Thine, O Lord, is the greatness, and the power, and the glory, and the victory. 1 Chron. 29:11.
So long as we are in the relationship of abiding dependence on God's power, sin has no dominion over us. The experience that we know of sometimes being defeated and sometimes having victory come about because we don't depend on God's power all the time. We are painfully aware of these times when we fall and fail and are overcome by the enemy. We tend to become preoccupied with the one time that we lost our temper during the day, and conclude that we have had no victories.

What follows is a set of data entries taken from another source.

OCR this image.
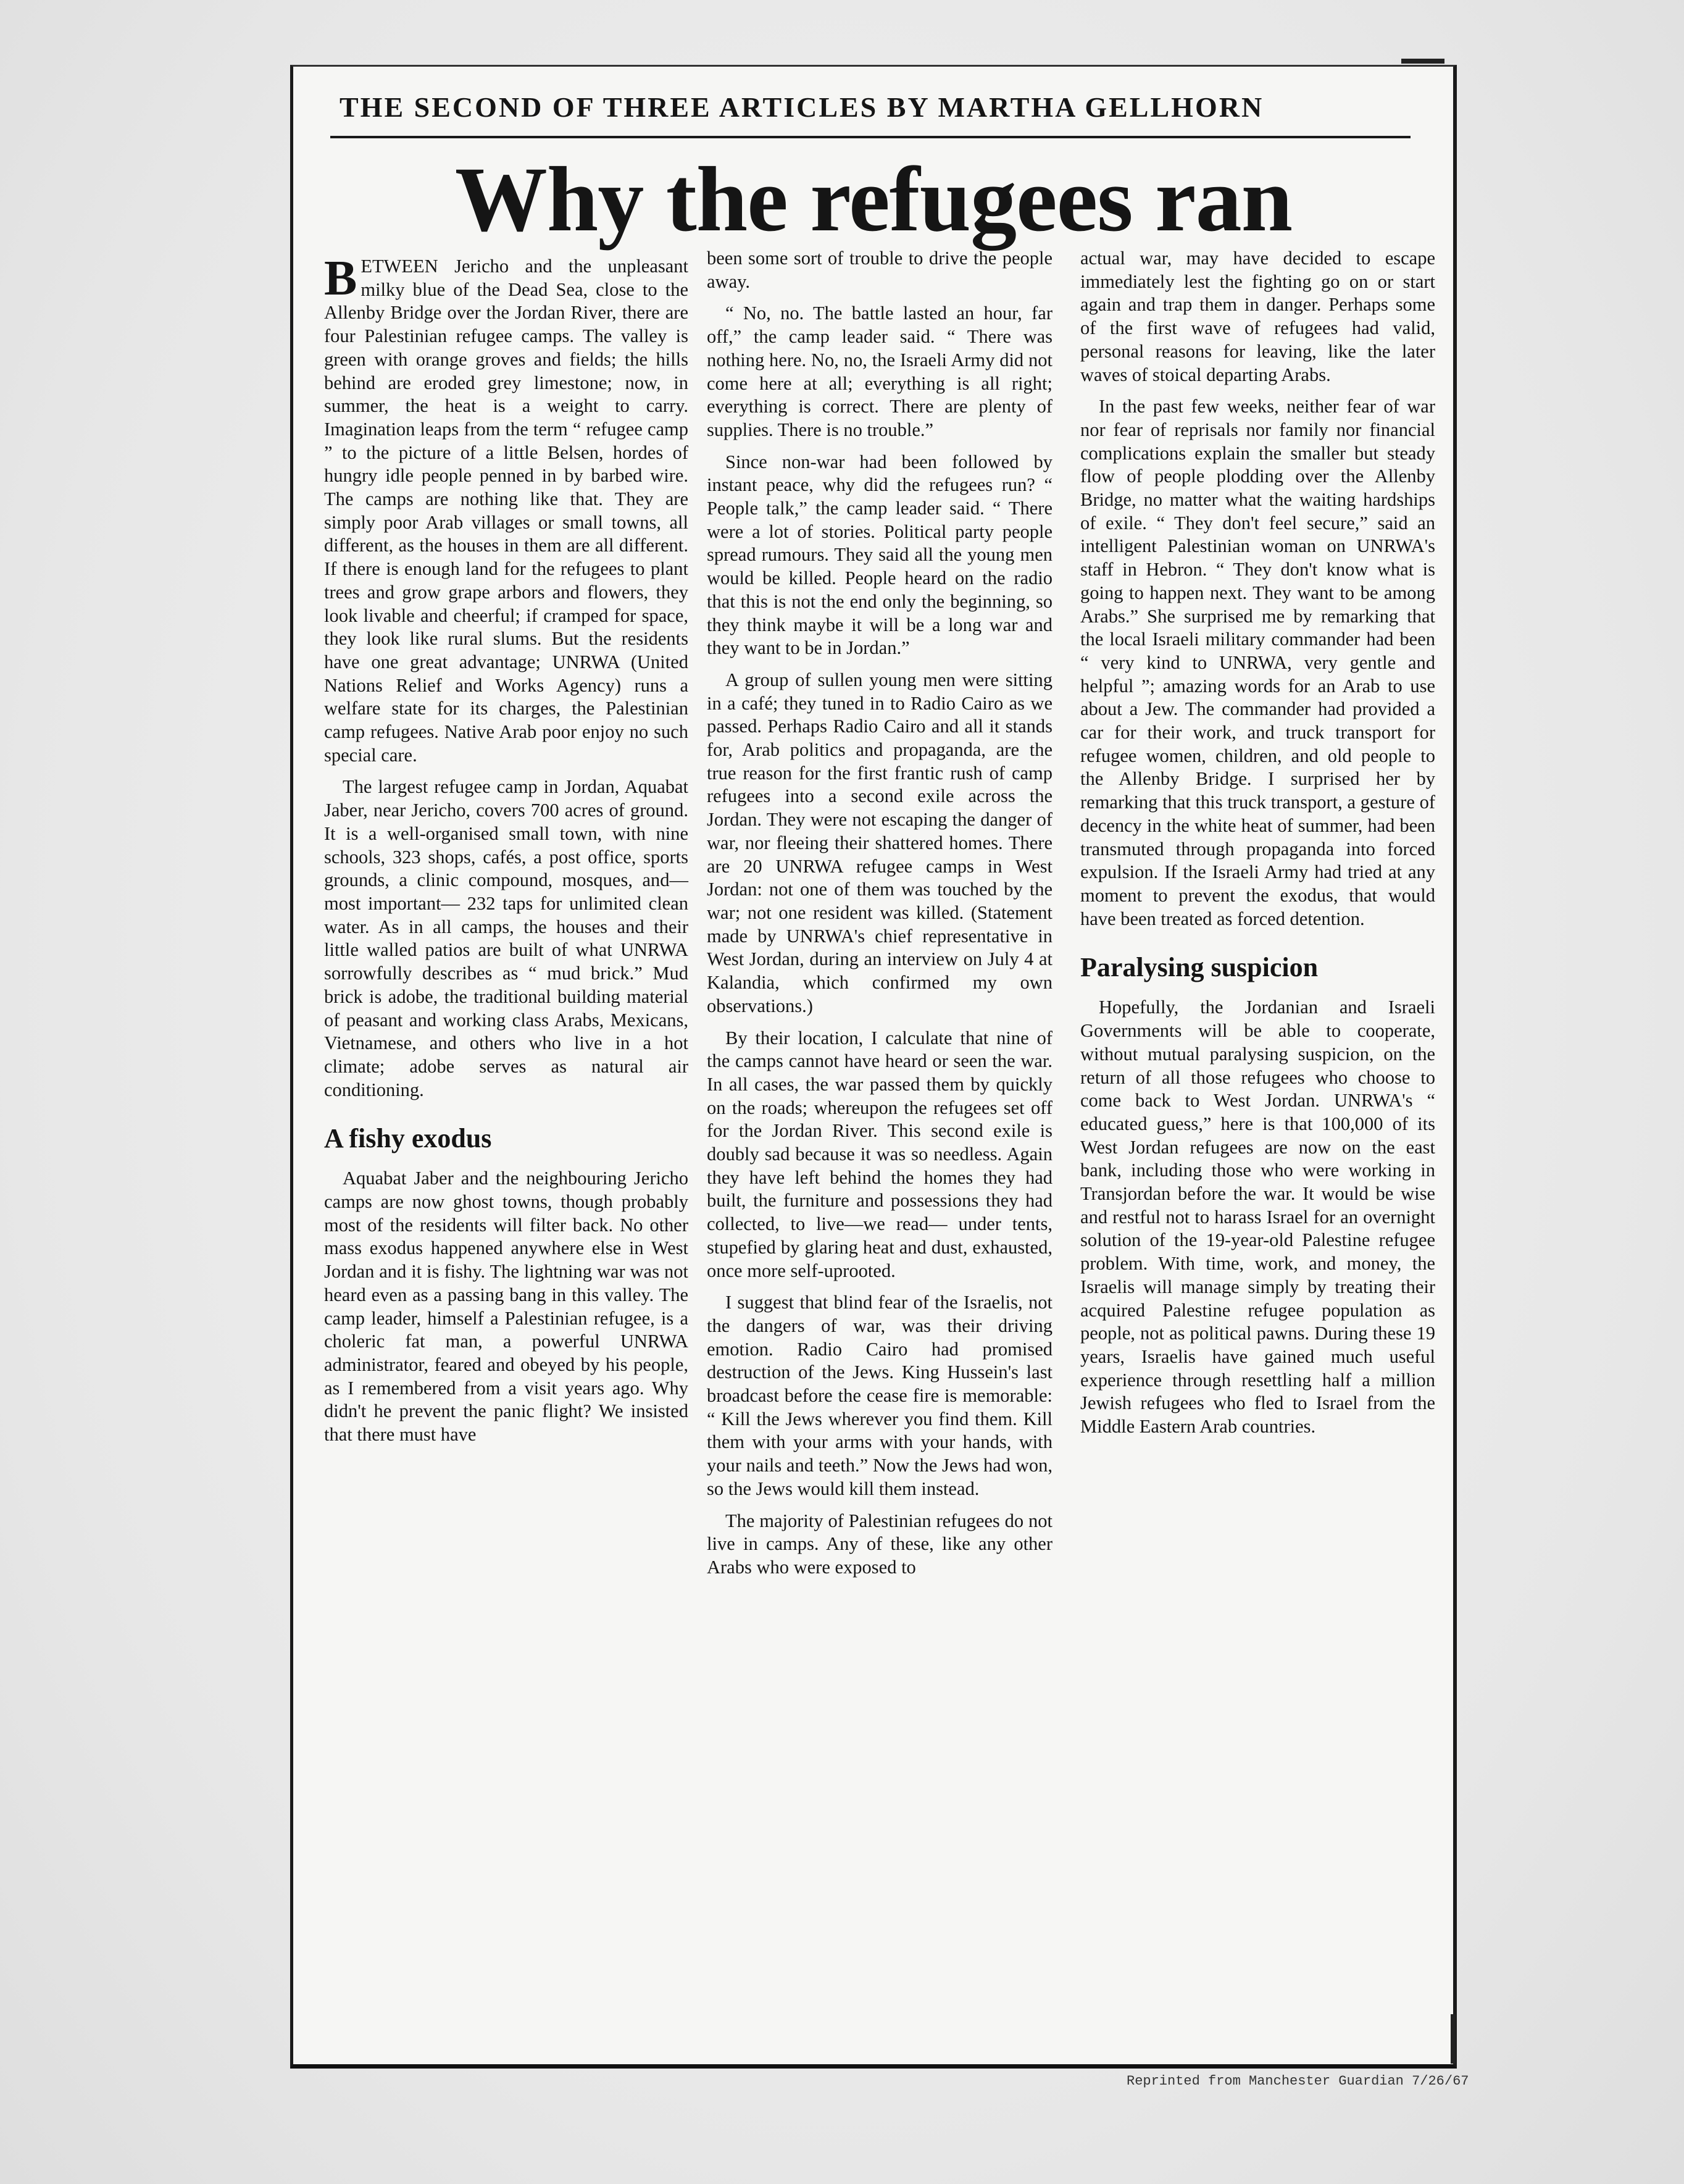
THE SECOND OF THREE ARTICLES BY MARTHA GELLHORN
Why the refugees ran

BETWEEN Jericho and the unpleasant milky blue of the Dead Sea, close to the Allenby Bridge over the Jordan River, there are four Palestinian refugee camps. The valley is green with orange groves and fields; the hills behind are eroded grey limestone; now, in summer, the heat is a weight to carry. Imagination leaps from the term “ refugee camp ” to the picture of a little Belsen, hordes of hungry idle people penned in by barbed wire. The camps are nothing like that. They are simply poor Arab villages or small towns, all different, as the houses in them are all different. If there is enough land for the refugees to plant trees and grow grape arbors and flowers, they look livable and cheerful; if cramped for space, they look like rural slums. But the residents have one great advantage; UNRWA (United Nations Relief and Works Agency) runs a welfare state for its charges, the Palestinian camp refugees. Native Arab poor enjoy no such special care.

The largest refugee camp in Jordan, Aquabat Jaber, near Jericho, covers 700 acres of ground. It is a well-organised small town, with nine schools, 323 shops, cafés, a post office, sports grounds, a clinic compound, mosques, and—most important— 232 taps for unlimited clean water. As in all camps, the houses and their little walled patios are built of what UNRWA sorrowfully describes as “ mud brick.” Mud brick is adobe, the traditional building material of peasant and working class Arabs, Mexicans, Vietnamese, and others who live in a hot climate; adobe serves as natural air conditioning.

A fishy exodus

Aquabat Jaber and the neighbouring Jericho camps are now ghost towns, though probably most of the residents will filter back. No other mass exodus happened anywhere else in West Jordan and it is fishy. The lightning war was not heard even as a passing bang in this valley. The camp leader, himself a Palestinian refugee, is a choleric fat man, a powerful UNRWA administrator, feared and obeyed by his people, as I remembered from a visit years ago. Why didn't he prevent the panic flight? We insisted that there must have

been some sort of trouble to drive the people away.

“ No, no. The battle lasted an hour, far off,” the camp leader said. “ There was nothing here. No, no, the Israeli Army did not come here at all; everything is all right; everything is correct. There are plenty of supplies. There is no trouble.”

Since non-war had been followed by instant peace, why did the refugees run? “ People talk,” the camp leader said. “ There were a lot of stories. Political party people spread rumours. They said all the young men would be killed. People heard on the radio that this is not the end only the beginning, so they think maybe it will be a long war and they want to be in Jordan.”

A group of sullen young men were sitting in a café; they tuned in to Radio Cairo as we passed. Perhaps Radio Cairo and all it stands for, Arab politics and propaganda, are the true reason for the first frantic rush of camp refugees into a second exile across the Jordan. They were not escaping the danger of war, nor fleeing their shattered homes. There are 20 UNRWA refugee camps in West Jordan: not one of them was touched by the war; not one resident was killed. (Statement made by UNRWA's chief representative in West Jordan, during an interview on July 4 at Kalandia, which confirmed my own observations.)

By their location, I calculate that nine of the camps cannot have heard or seen the war. In all cases, the war passed them by quickly on the roads; whereupon the refugees set off for the Jordan River. This second exile is doubly sad because it was so needless. Again they have left behind the homes they had built, the furniture and possessions they had collected, to live—we read— under tents, stupefied by glaring heat and dust, exhausted, once more self-uprooted.

I suggest that blind fear of the Israelis, not the dangers of war, was their driving emotion. Radio Cairo had promised destruction of the Jews. King Hussein's last broadcast before the cease fire is memorable: “ Kill the Jews wherever you find them. Kill them with your arms with your hands, with your nails and teeth.” Now the Jews had won, so the Jews would kill them instead.

The majority of Palestinian refugees do not live in camps. Any of these, like any other Arabs who were exposed to

actual war, may have decided to escape immediately lest the fighting go on or start again and trap them in danger. Perhaps some of the first wave of refugees had valid, personal reasons for leaving, like the later waves of stoical departing Arabs.

In the past few weeks, neither fear of war nor fear of reprisals nor family nor financial complications explain the smaller but steady flow of people plodding over the Allenby Bridge, no matter what the waiting hardships of exile. “ They don't feel secure,” said an intelligent Palestinian woman on UNRWA's staff in Hebron. “ They don't know what is going to happen next. They want to be among Arabs.” She surprised me by remarking that the local Israeli military commander had been “ very kind to UNRWA, very gentle and helpful ”; amazing words for an Arab to use about a Jew. The commander had provided a car for their work, and truck transport for refugee women, children, and old people to the Allenby Bridge. I surprised her by remarking that this truck transport, a gesture of decency in the white heat of summer, had been transmuted through propaganda into forced expulsion. If the Israeli Army had tried at any moment to prevent the exodus, that would have been treated as forced detention.

Paralysing suspicion

Hopefully, the Jordanian and Israeli Governments will be able to cooperate, without mutual paralysing suspicion, on the return of all those refugees who choose to come back to West Jordan. UNRWA's “ educated guess,” here is that 100,000 of its West Jordan refugees are now on the east bank, including those who were working in Transjordan before the war. It would be wise and restful not to harass Israel for an overnight solution of the 19-year-old Palestine refugee problem. With time, work, and money, the Israelis will manage simply by treating their acquired Palestine refugee population as people, not as political pawns. During these 19 years, Israelis have gained much useful experience through resettling half a million Jewish refugees who fled to Israel from the Middle Eastern Arab countries.

Reprinted from Manchester Guardian 7/26/67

The Desire of Ages, page 668, tells us that when we know God as it is our privilege to know Him, our life will be a life of continual obedience. Sin will be hateful to us. Is it possible that when we are in the close relationship of knowing God, and depending on and trusting in Him, that we may not even notice some of our victories, because they come naturally? If there is victory and obedience in the Christian life that is natural and spontaneous, then much of it could happen without our especially noticing it. Why is this? Because when those kinds of victories come, where is our attention? It is on Jesus. It is when our attention is on ourselves that we are so aware of how we are doing--and it is when our attention is on ourselves that we experience defeat!

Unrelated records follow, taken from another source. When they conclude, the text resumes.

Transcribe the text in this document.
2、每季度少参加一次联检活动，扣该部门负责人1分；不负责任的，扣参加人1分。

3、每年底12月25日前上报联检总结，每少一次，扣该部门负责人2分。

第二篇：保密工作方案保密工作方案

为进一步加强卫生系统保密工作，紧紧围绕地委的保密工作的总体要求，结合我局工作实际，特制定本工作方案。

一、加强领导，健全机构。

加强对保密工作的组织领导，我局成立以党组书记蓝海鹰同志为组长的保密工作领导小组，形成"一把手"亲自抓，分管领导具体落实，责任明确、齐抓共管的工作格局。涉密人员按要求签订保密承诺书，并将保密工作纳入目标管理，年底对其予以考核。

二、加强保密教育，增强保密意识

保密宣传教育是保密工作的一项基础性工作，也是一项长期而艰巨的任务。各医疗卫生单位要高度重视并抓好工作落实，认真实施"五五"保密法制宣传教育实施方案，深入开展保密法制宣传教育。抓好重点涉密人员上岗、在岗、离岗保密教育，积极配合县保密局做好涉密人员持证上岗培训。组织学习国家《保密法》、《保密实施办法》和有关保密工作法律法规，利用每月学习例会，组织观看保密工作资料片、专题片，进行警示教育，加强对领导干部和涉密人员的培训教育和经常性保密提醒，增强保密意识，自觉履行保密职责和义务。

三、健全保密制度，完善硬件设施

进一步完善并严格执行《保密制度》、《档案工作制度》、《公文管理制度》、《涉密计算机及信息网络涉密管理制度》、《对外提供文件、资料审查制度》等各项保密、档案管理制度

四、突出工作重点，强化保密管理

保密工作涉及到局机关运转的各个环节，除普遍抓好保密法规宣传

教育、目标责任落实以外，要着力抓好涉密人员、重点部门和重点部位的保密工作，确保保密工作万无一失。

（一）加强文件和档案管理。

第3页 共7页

Because of this, it is Satan's constant effort to get us to take our eyes off Christ, so that He won't be able to work His will in our lives. He knows that if he can get us to look away from Jesus and to ourselves, he has us. And he can succeed in diverting our attention from Christ by drawing our attention either to our defeats orto our victories! Have you ever been defeated because Satan came to you and said, "Look at how well you've been doing lately"?
But we have been told, "Not even by a thought did He [Jesus] yield to temptation. So it may be with us. Christ's humanity was united with divinity; He was fitted for the conflict by the indwelling of the Holy Spirit. And He came to make us partakers of the divine nature. So long as we are united to Him by faith, sin has no more dominion over us."--The Desire of Ages, p. 123. As we continue to look to Jesus day by day, we will learn to depend more constantly on Him.